Kenya: The U.S.$0.3 Million Debt That Threatens to Wind Up Tuskys

Tuskys, Kenya's largest supermarket chain by footprint, is facing a litmus test as it prepares to fight back a court battle that could see it wound up.

Syndicate Agencies Ltd, a loss control and risk management company, has filed a petition claiming that Tuskys has failed to settle a Ksh30.8 million ($308, 000) debt that has accumulated over three years.

The company, in court papers filed on August 12, says it has done a thorough search and established that there is no cash in any of the Tuskys' bank accounts and that no financial institution holds money on behalf of the retailer. It has invited other creditors to join in the suit.

Tuskys hired Syndicate Agencies on November 10, 2017, to beef up security and help cut losses from shoplifting and theft by employees.

Syndicate also brought in personnel to view CCTV feeds in Tuskys' branches, conduct shop patrols, double-checkers, individuals to inspect staff as they entered and exited work, and system controllers.

Initially, the contract was to run for two years and terminate in November, 2019, but the parties agreed to extend the deal to May 2020.

All the personnel were to be paid by Syndicate, which was to add the salary costs to the contract price.

Syndicate is owned by Charles Okech Njeli, Joseph Mangi Kiluma and Alphaeus Itimo Mutuku, who each own 333 shares in the company.

Mr Njeli and Mr Kiluma are businessmen while Mr Mutuku's Linkedin page states that he is Tuskys' security manager, an indication that he was seconded to the retail chain by Syndicate Agencies.

The company was to install CCTV cameras and plant undercover agents in Tuskys branches, who were to assist in avoiding leakages at the retail chain.

Last week, Syndicate Agencies invited creditors to join the petition, a move that will enable the High Court t0 decide whether to let Tuskys operate or appoint a liquidator to sell its assets and settle its mounting debts.

"The said company (Tusker Mattresses Ltd) is truly indebted to the petitioner herein Syndicate Agencies in the aggregate ofKsh30.8 million. The company (Tuskys) is unable or has no reasonable prospect of paying the debt," Syndicate Agencies says in court filings.

"The company (Tuskys) is insolvent and unable to pay its debts. In the circumstances, it is just and equitable that the company should be wound up," Syndicate adds.

The notice asking creditors to join the insolvency petition was published on the same day that Tuskys announced that it had secured a Ksh2 billion ($20 million) working capital injection from a Mauritian company.

The retailer has, however, remained tight-lipped on the identity of the lender despite several media queries.

Tuskys has admitted to the Competition Authority of Kenya that it owes suppliers Ksh6.2 billion ($62 million), but has struck a deal to repay Ksh2.4 billion ($24 million)in installments over the next two years.
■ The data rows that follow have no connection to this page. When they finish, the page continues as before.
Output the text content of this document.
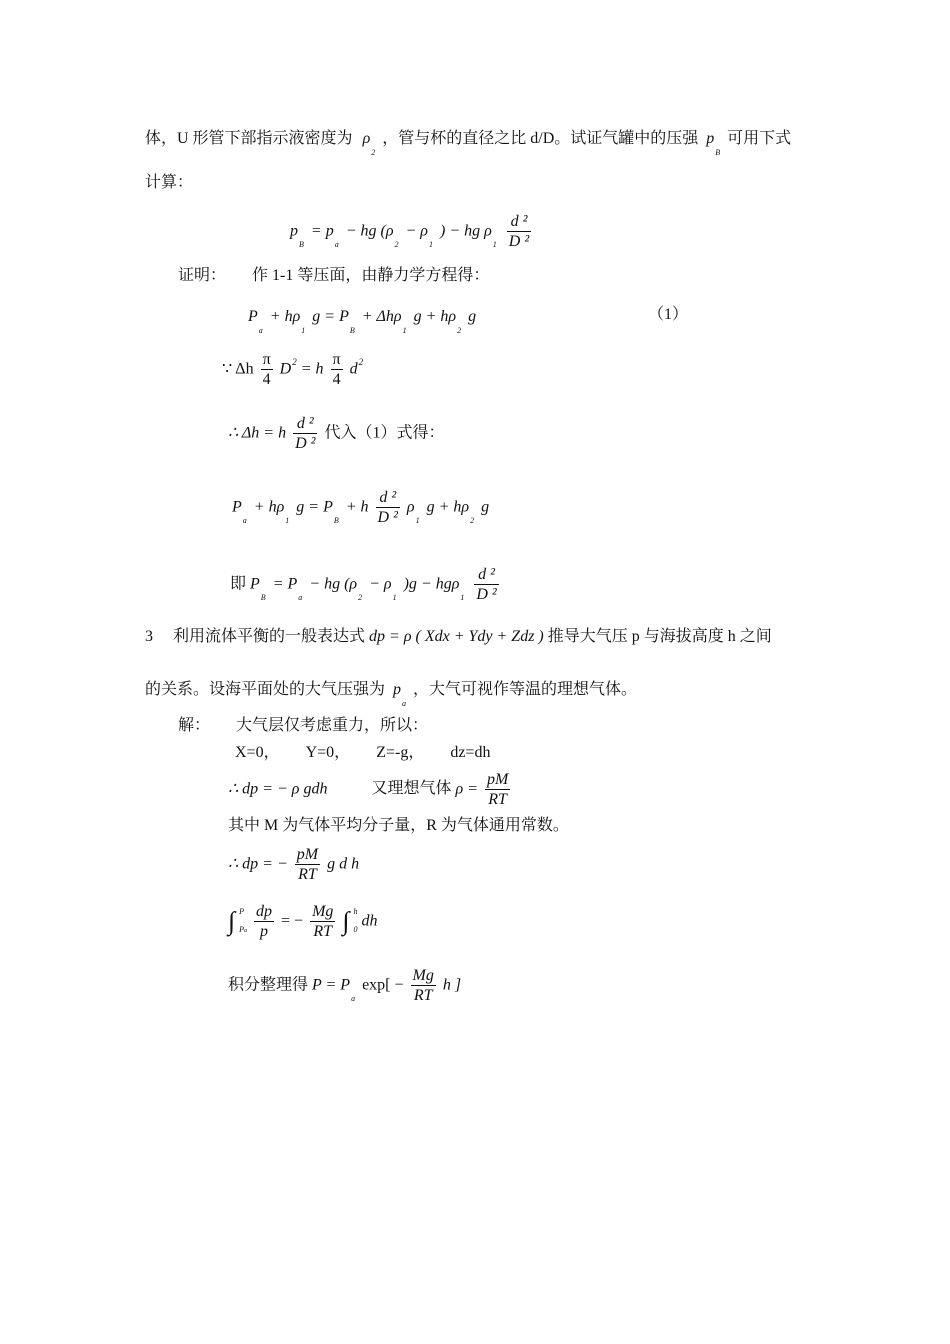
体，U 形管下部指示液密度为 $\rho_2$ ，管与杯的直径之比 d/D。试证气罐中的压强 $p_B$ 可用下式
计算：
$p_B = p_a$ − hg ($\rho_2 - \rho_1$ ) − hg $\rho_1 \frac{\text{d ²}}{\text{D ²}}$
证明： 作 1-1 等压面，由静力学方程得：
$P_a + h\rho_1$ $g = P_B + \Delta h\rho_1$ $g + h\rho_2$ g	（1）
∵ Δh $\frac{\pi}{4} D^2 = h \frac{\pi}{4} d^2$
∴ Δh = h $\frac{\text{d ²}}{\text{D ²}}$ 代入（1）式得：
$P_a + h\rho_1$ $g = P_B + h \frac{\text{d ²}}{\text{D ²}} \rho_1$ $g + h\rho_2$ g
即 $P_B = P_a$ − hg ($\rho_2 - \rho_1$ )$g - hg\rho_1 \frac{\text{d ²}}{\text{D ²}}$
3 利用流体平衡的一般表达式 dp = ρ ( Xdx + Ydy + Zdz ) 推导大气压 p 与海拔高度 h 之间
的关系。设海平面处的大气压强为 $p_a$ ，大气可视作等温的理想气体。
解： 大气层仅考虑重力，所以：
X=0， Y=0， Z=-g， dz=dh
∴ dp = − ρ gdh	又理想气体 $\rho = \frac{pM}{RT}$
其中 M 为气体平均分子量，R 为气体通用常数。
∴ dp = − $\frac{pM}{RT}$ g d h
∫ P

Pa $\frac{dp}{p}$ = − $\frac{Mg}{RT}$ ∫ h

0 dh
积分整理得 $P = P_a$ $\exp[ - \frac{Mg}{RT}$ h ]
The competition watchdog set up a Buyer Power department in 2018 to shield company creditors after Nakumatt Supermarkets went under with over Ksh35 billion ($35 million) owed to various companies and individuals.

The department has waded into Tuskys' troubles, and in June ordered the retail chain to pay Ksh2.7 billion ($27 million) owed to suppliers.

Tuskys CEO Dan Githua's known mobile telephone number was switched off when The EastAfrican tried to reach him in regard to the identity of the lender and whether the Ksh2 billion ($20 million) has hit Tuskys' bank accounts. Mr Githua had not responded to our text messages to the same phone number by the time of going to press.

Tuskys is struggling under the weight of debts that have seen some of Kenya's biggest consumer goods manufacturers take their products off the retail chain's shelves.

The retailer was served with a statutory notice demanding payment of the Ksh30.8 million ($308,000) debt on July 13 but did not pay up within the required window.

Under Insolvency Act or 2015, once a statutory notice is served on an individual or company, the debtor has 21 days to settle up or face an insolvency suit. Once served with a statutory notice, a company or individual can file an application in court to set aside the demand.

Syndicate Agencies argues that the insolvency petition it filed should be allowed to proceed, as Tuskys has not contested the statutory notice in court ever since being served on July 13.